Xantrex Technology SW Series Using Multiple Inverters, “Series” Stacked Operation, Page 95

OPERATION

USING MULTIPLE INVERTERS

Multiple SW Series Inverter/Chargers can be used in the same system. There are some limitations to the design of the system for successful and reliable operation. For North American applications, the inverters can be used in a “series” configuration to operate 240 VAC loads and to connect to 120/240 VAC power systems. Series stacking of “E” versions (230 VAC / 50 Hz) would result in 230/460 VAC power.

Two inverters can also be connected together and operated in parallel to provide twice the power at the same output AC voltage. The inverters can operate in parallel as battery chargers from the same AC source connected to the same battery. The AC input terminals and DC terminals would then be all in parallel. The inverters will synchronize individually to the AC source and then connect.

“SERIES” STACKED OPERATION

As mentioned, in North America two inverters can be connected in a “series” stacked configuration to provide 120 and 240 VAC output.

When series stacked, you get twice the power of a single inverter available for operating 240 VAC loads, but only one inverter’s power is available for operating a single large 120 VAC load. Separate 120 VAC loads can be operated from either inverter. Do not connect the AC output terminals of the inverters in parallel - this will not work. A special stacking interface cable (SWI) is required to connect the series stacking ports of the inverter to ensure the output voltage waveforms of the two inverters are phase synchronized and locked 180 degrees from each other. This allows connection to 120/240 VAC generators and utility grids. The 120 VAC loads are split and connected to either inverter. Both of the inverters operate completely independently - except their frequency is locked. They do not operate as a master-slave device as previous inverters have. One inverter can be in battery charger mode while the other is inverting to power an AC load. This independent operation allows many new possible applications and abilities that were previously not possible.

When inverters are series stacked, they do coordinate all operations that affect 240 VAC loads. This requires that the inverters turn on together and switch to another AC source at the same time. If either inverter shuts down, both inverters are inoperable.

If no 240 VAC loads are required to be operated, then the need and benefits of stacking are reduced. Stacking adds complexity and will cause both of the inverters to shut down if either inverter goes into an error condition. With separate (un-stacked) inverters, only one will shut down if over-loaded, etc.
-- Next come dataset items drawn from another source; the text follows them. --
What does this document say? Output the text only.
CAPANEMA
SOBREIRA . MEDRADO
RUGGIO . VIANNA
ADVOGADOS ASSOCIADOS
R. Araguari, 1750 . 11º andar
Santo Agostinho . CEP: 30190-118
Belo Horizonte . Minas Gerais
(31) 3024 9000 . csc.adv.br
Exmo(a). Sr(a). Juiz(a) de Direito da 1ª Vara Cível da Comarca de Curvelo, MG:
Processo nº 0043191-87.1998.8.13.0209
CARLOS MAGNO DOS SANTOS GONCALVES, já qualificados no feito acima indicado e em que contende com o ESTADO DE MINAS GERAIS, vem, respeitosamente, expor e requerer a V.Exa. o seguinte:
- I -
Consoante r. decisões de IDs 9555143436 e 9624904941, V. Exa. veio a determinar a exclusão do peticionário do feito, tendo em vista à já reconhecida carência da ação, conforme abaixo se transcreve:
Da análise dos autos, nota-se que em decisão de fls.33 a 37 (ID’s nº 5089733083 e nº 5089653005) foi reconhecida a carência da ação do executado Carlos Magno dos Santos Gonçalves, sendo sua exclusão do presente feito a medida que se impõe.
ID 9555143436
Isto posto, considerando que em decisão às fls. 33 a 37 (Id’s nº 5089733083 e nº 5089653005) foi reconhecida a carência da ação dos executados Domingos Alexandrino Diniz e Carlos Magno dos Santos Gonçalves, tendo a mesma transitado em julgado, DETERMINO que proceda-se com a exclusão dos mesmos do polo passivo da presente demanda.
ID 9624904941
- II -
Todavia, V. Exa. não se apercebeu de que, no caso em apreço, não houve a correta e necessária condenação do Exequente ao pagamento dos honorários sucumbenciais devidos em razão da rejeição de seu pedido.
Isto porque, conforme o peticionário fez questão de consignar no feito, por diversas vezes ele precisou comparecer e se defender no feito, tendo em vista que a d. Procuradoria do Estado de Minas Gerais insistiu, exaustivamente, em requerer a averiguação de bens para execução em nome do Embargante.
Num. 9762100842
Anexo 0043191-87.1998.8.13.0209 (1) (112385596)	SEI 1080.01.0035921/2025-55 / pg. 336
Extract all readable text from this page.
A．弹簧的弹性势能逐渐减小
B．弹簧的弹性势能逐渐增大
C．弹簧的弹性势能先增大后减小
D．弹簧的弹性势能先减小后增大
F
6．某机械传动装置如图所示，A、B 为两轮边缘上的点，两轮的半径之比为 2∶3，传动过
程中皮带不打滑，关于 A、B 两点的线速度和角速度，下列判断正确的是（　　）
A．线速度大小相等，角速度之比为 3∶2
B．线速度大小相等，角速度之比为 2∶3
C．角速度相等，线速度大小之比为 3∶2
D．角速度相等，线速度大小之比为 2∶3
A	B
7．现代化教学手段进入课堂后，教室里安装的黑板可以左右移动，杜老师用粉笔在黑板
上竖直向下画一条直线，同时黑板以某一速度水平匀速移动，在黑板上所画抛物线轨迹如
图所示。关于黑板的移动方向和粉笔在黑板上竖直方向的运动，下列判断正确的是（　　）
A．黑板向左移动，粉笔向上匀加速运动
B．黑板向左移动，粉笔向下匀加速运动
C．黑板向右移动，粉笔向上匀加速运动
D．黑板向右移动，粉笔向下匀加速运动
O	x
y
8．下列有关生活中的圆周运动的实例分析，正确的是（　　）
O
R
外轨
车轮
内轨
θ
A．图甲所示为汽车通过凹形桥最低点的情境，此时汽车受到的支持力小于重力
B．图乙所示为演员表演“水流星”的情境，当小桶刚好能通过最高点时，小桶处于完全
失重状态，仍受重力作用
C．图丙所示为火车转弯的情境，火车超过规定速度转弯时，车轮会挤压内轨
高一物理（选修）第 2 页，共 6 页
When two inverters are connected to a 120/240 VAC distribution system without using the stacking interface cable, the AC neutral wiring must be capable of handling twice the inverter output. This is due to the lack of synchronization between the inverters. If both inverters are operating in exact synchronization (as opposed to operating 180 degrees out of synch.), then the AC neutral will carry the current of both inverters, which was split among the two AC hot conductors. This often is not a problem since the AC distribution system may be oversized to handle the higher output level of a generator. When an AC source is connected to the inverters, the inverters will synchronize independently and transfer at different times. This is not a problem if no 240 VAC loads are connected to the output of the system.

WARNING: You must connect the two chassis of the inverters together and to the grounding system by their grounding lugs or a hazardous voltage may be present on the chassis of the inverters.

INPUT/OUTPUT BYPASS BREAKER SWITCH – 240 VAC LOADS

An inverter “bypass-breaker switch” diverts power around an inverter and is meant to be used only during times of maintenance or to remove the inverter out of the installation. There is a possibility with a multiple inverter installation stacked in “series” (120/240 VAC) with two bypass switches installed, that one inverter bypass breaker switch could be in the Bypass Operation position (power diverted around the inverter’s) and the other inverter bypass breaker switch could be in the Normal Operation position (power passing thru the inverter). The resulting output of the two bypass switches may be less than 240 VAC, which could cause problems with any 240 VAC loads that are not protected against an AC phase shift.